Saturday, October 17, 2009

MSI Invokes The Big Assumption

She writes:
Alpheus: To be more specific then, the problem is that meritocracy presumes the abolition of noblesse oblige (so patronizing!), but what elite schools do is create a ruling class that delusionally believes it's made up of "just folks." The result is that this class thinks its problems and preferences are universal (it's obvious, for example, that everyone wants to go to Harvard) and can't imagine that anyone might have different problems or preferences, and if they do, there must be something wrong with them.

For those of you who are new here, The Big Assumption is The experiences that constitute my individual life are representative of the entire human condition.

Also, MSI, have you never read any works of Shakespeare?


Miss Self-Important said...

It's not so much an assumption as a kind of deliberate education in this case. I don't think it's impossible or even that difficult for someone of college age from a city to imagine that people from, say, farms, or the other side of the continent, have different lives than they. But the canard that elite schools are the smartest representative slice of America actually discourages their inclination.

My eyes have skimmed the words of Romeo and Juliet and Julius Caesar, but their substance escapes me.
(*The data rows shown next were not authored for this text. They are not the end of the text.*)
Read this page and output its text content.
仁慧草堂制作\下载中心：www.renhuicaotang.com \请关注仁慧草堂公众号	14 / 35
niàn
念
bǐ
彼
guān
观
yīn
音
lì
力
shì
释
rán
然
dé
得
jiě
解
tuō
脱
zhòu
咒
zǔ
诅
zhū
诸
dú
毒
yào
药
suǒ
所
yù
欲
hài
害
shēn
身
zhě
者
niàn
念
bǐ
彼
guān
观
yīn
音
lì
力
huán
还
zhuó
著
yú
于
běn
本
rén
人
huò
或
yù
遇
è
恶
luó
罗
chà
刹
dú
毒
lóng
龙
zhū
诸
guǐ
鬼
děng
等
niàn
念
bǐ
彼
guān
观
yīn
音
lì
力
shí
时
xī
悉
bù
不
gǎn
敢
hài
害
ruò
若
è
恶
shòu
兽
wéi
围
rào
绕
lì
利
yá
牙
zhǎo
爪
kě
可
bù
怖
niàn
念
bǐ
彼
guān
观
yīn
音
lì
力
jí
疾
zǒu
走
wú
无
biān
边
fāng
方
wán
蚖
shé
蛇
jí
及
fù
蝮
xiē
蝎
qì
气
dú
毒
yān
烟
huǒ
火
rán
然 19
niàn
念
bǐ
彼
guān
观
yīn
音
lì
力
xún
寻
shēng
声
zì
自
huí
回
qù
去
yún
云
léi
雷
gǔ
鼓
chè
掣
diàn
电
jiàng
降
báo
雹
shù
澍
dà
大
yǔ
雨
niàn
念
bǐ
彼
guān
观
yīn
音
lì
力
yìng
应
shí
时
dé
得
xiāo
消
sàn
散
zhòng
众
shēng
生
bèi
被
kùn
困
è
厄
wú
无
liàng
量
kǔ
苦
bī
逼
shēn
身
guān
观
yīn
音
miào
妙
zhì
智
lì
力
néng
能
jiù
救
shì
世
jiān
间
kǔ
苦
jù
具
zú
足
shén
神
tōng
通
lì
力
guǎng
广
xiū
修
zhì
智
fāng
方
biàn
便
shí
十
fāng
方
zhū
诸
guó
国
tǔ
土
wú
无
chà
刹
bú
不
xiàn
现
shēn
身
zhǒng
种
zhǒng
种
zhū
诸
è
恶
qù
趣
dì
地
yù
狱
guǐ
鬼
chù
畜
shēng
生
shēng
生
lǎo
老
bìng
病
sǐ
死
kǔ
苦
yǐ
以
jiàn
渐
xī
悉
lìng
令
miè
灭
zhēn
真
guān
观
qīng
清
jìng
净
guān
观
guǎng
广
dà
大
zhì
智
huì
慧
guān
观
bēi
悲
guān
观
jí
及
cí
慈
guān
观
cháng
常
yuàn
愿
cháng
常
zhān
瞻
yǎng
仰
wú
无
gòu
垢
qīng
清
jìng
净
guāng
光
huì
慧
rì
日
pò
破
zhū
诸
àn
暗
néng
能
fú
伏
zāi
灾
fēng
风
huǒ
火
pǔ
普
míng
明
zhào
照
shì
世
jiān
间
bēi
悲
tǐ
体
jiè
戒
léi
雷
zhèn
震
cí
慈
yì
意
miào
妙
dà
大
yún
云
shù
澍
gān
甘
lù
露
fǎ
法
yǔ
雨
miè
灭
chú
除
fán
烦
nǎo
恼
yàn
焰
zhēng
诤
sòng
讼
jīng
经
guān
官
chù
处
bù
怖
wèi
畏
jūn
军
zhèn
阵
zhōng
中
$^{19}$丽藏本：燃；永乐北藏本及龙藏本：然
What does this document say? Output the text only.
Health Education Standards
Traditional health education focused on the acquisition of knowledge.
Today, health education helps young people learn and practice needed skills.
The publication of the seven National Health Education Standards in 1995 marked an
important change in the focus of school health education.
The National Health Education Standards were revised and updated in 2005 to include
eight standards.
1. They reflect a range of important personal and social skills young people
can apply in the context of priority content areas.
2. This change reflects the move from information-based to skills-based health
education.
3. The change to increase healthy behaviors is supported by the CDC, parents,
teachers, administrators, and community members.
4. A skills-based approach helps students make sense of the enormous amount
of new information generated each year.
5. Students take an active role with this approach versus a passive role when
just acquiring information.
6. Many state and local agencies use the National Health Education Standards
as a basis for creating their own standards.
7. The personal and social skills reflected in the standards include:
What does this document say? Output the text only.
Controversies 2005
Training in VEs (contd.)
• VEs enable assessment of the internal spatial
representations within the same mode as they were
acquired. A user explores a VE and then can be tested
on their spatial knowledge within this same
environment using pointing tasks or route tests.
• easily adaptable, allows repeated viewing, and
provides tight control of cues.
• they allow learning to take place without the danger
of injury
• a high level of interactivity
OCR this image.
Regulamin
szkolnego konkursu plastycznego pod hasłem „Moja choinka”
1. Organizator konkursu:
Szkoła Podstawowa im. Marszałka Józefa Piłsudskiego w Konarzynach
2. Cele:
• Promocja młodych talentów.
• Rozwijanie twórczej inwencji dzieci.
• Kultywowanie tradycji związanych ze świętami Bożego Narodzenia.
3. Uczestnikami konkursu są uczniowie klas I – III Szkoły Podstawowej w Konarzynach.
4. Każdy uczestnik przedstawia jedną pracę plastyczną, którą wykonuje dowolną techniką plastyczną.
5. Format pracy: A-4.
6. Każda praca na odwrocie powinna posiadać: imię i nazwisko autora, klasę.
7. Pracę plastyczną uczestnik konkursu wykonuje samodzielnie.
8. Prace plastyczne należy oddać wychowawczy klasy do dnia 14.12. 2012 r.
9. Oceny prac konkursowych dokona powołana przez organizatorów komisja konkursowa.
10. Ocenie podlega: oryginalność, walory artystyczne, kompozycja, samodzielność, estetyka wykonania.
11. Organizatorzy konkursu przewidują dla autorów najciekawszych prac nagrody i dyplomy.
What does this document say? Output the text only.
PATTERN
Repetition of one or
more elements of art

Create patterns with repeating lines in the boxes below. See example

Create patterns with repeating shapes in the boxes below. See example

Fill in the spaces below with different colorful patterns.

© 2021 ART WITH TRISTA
Except, of course, the qualifyingly middlebrow famous lines.

FLG said...


Everybody knows that there are people who live differently. The issue is whose experiences more accurately reflect reality. Everybody assumes their lives do.

Withywindle said...

See the plays performed! See the plays performed!

Miss Self-Important said...

Withywindle: Watching them performed is even worse because I can't follow the dialogue and don't even know what's supposed to be happening from prior reading.